4. The method according to claim 1, wherein before the client performs local model training by using a gradient descent strategy according to the local database and the global model parameters sent by the received server, the method further comprises:

and dividing the swarm learning task, dividing the group task into a plurality of subtasks, and enabling each client to participate in training a machine learning model.

5. The method of claim 1, wherein generating a random factor at the client, and using the random factor to model perturb the client model, and before obtaining the perturbed client model, further comprises:

and (5) carrying out noise adding processing on the model by utilizing a differential privacy technology.

6. An information protection system based on queue data desensitization and differential privacy protection, comprising:

further comprises: a storage end;

7. The system of claim 6, wherein the server aggregates the perturbed client model received from each client to obtain new global model parameters by:

8. The system of claim 6, wherein the random factor conforms to a gaussian distribution.

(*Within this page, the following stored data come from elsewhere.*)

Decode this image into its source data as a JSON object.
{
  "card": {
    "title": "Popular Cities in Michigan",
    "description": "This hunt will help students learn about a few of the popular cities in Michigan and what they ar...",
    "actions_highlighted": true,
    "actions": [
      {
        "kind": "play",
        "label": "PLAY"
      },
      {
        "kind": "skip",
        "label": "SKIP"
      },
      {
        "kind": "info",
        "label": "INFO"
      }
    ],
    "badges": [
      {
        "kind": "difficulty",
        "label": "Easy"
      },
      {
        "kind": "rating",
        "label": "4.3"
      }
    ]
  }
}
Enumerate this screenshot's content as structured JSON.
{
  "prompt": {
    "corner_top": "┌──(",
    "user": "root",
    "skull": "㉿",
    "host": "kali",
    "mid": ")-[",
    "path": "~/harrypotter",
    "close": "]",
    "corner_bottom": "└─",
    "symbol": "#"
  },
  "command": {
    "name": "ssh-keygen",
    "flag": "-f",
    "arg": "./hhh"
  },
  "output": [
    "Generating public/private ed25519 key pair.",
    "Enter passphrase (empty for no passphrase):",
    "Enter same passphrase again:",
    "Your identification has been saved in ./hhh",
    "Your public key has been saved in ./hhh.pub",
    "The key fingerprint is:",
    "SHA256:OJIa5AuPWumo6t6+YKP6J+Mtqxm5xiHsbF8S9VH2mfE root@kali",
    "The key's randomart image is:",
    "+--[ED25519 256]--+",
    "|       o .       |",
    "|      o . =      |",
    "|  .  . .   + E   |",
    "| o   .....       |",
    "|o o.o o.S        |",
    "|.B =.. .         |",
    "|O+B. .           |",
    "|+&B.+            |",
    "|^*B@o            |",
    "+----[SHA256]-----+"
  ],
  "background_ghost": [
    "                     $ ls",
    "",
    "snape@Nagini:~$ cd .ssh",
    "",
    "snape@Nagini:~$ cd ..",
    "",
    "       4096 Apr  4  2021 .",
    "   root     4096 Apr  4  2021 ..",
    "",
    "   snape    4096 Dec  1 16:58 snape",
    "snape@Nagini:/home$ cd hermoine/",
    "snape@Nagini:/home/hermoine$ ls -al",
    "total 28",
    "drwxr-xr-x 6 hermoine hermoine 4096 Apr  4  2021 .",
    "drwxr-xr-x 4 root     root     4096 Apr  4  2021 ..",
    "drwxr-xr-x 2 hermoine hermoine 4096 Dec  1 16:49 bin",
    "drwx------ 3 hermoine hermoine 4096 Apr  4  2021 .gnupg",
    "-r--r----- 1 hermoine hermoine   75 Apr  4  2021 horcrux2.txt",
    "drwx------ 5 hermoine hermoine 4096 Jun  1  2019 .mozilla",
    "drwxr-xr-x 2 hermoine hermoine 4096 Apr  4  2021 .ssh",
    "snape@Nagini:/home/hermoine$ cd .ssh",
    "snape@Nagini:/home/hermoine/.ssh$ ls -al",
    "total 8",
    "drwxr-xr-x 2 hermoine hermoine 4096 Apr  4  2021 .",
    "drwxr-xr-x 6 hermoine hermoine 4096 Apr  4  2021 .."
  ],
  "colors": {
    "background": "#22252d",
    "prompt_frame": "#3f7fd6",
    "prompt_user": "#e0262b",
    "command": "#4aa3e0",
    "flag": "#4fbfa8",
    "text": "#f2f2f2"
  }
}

9. The system of claim 6, further comprising: the division module is used for carrying out local model training by utilizing a gradient descent strategy according to the local database and the global model parameters sent by the received server side at the client side, dividing the task of swarm learning before obtaining the client side model, dividing the group task into a plurality of subtasks, and each client side jointly participates in training the machine learning model.

10. The method as recited in claim 6, further comprising: and the noise adding processing module is used for generating a random factor at the client, carrying out model disturbance on the client model by utilizing the random factor, and carrying out noise adding processing on the model by utilizing a differential privacy technology before the disturbed client model is obtained.